There are scenes in “The Crocodile Hunter: Collision Course” where Steve Irwin jumps into rivers at night and wrestles crocodiles bare-handed, while his wife Terri helps him tie their jaws shut and haul them onto the boat. In another movie you would question the possibility of such scenes.
But there is something about this one that argues they are true: A certain straightforward, matter-of-fact approach that suggests Steve has been wrestling crocodiles all his life. And he has; according to his bio, Steve’s dad Bob, who ran the Queensland Reptile and Fauna Park in Australia, “taught the young Steve everything there was to know about reptiles–even teaching his 9-year-old how to jump in and catch crocodiles in the rivers of North Queensland at night!” How, I am wondering, do you teach a 9-year-old to jump in and catch crocodiles in the rivers of North Queensland at night? Is rehearsal possible, or do you just get a lot of theory and then jump in? Is it child abuse to tell your 9-year-old to wrestle crocodiles, or only Tough Love? I urgently await a film titled “Young Steve: The Education of a Croc Hunter.” Studying the bio more closely, I realize that many of its sentences end with an exclamation point. In the movie, nearly every sentence uttered by Irwin does, although supporting players are allowed periods and question marks. Half of his sentences have only one word: “Crikey!” He says this frequently while handling the dangerous creatures of the outback, which he likes to get real close to, so they can snap at him during his lectures.

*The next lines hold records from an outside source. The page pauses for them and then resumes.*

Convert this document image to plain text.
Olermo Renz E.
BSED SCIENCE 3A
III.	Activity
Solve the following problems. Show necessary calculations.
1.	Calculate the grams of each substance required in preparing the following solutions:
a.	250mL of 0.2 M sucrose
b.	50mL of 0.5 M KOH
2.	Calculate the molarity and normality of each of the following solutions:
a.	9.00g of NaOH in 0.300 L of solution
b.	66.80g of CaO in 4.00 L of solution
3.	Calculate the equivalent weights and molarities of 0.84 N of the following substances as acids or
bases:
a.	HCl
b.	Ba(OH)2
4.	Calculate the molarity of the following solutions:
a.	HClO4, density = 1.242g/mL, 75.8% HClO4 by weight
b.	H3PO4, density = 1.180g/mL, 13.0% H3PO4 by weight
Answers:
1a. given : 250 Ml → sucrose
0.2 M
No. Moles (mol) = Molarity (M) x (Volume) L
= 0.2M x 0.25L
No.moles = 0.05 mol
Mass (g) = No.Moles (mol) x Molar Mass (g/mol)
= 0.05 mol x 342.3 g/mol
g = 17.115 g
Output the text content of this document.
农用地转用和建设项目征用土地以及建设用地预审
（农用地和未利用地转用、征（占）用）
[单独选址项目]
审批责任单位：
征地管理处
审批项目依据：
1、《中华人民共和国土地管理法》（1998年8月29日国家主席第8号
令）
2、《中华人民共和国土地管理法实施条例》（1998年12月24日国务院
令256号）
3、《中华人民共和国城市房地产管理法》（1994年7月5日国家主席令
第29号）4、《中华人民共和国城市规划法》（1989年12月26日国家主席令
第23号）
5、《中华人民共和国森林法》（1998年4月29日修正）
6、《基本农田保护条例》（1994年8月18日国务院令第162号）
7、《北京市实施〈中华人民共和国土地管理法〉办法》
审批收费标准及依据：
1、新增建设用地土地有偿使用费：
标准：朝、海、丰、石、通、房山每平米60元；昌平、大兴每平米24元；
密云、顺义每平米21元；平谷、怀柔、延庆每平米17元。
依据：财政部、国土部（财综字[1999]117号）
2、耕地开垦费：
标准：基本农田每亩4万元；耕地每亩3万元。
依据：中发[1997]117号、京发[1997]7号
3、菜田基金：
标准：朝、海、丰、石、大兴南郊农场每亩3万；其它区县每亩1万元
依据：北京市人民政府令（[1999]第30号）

There is a plot to this movie, which I hardly need to mention, since it’s irrelevant to the experience. A secret communications satellite falls to Earth and its black box is gobbled up by a croc, and two rival U.S. intelligence agencies send teams to the outback to retrieve it, while meanwhile Steve and Terri don’t realize it’s in the stomach of the croc they plan to move to another river system.
Forget the plot. The movie is really about Steve and Terri taking us on a guided tour of the crocs, snakes, deadly insects and other stars of the outback fauna. Steve’s act is simplicity itself. He holds a deadly cobra, say, by its tail and looks straight at the camera and explains that the cobra has enough venom to kill him 100 times over. The cobra twists and tries to strike at Steve’s bare leg. He jerks it away. Crikey! Steve’s monologues about the incredible danger he’s in do sometimes run a bit long, but he has the grace to interrupt them to slap at flies that are biting him.
Later we meet a “bird-eating” spider whose fangs contain venom that would kill Steve, I dunno, a thousand times over, and he pokes it with a stick to make it display its fangs, and it almost bites Steve’s thumb. Crikey! Then he shows us the spider’s nest, and sticks his finger down it, and yanks it back as if he’s been bitten. Crikey! But he was only fooling, mate.
The movie is entertaining exactly on the level I have described it. You see a couple of likable people journeying though the outback, encountering dangerous critters and getting too close for comfort, while lecturing us on their habits and dangers and almost being killed by them. The stunts are not faked, and so there is a certain fascination. Steve and Terri are not exactly developed as deeply realized characters, and only on their Web site did I discover they were married in 1992, and in 1998 gave birth to little Bindi Sue Irwin, who is now 4, and started in as a baby by wrestling tiny gecko lizards. Crikey!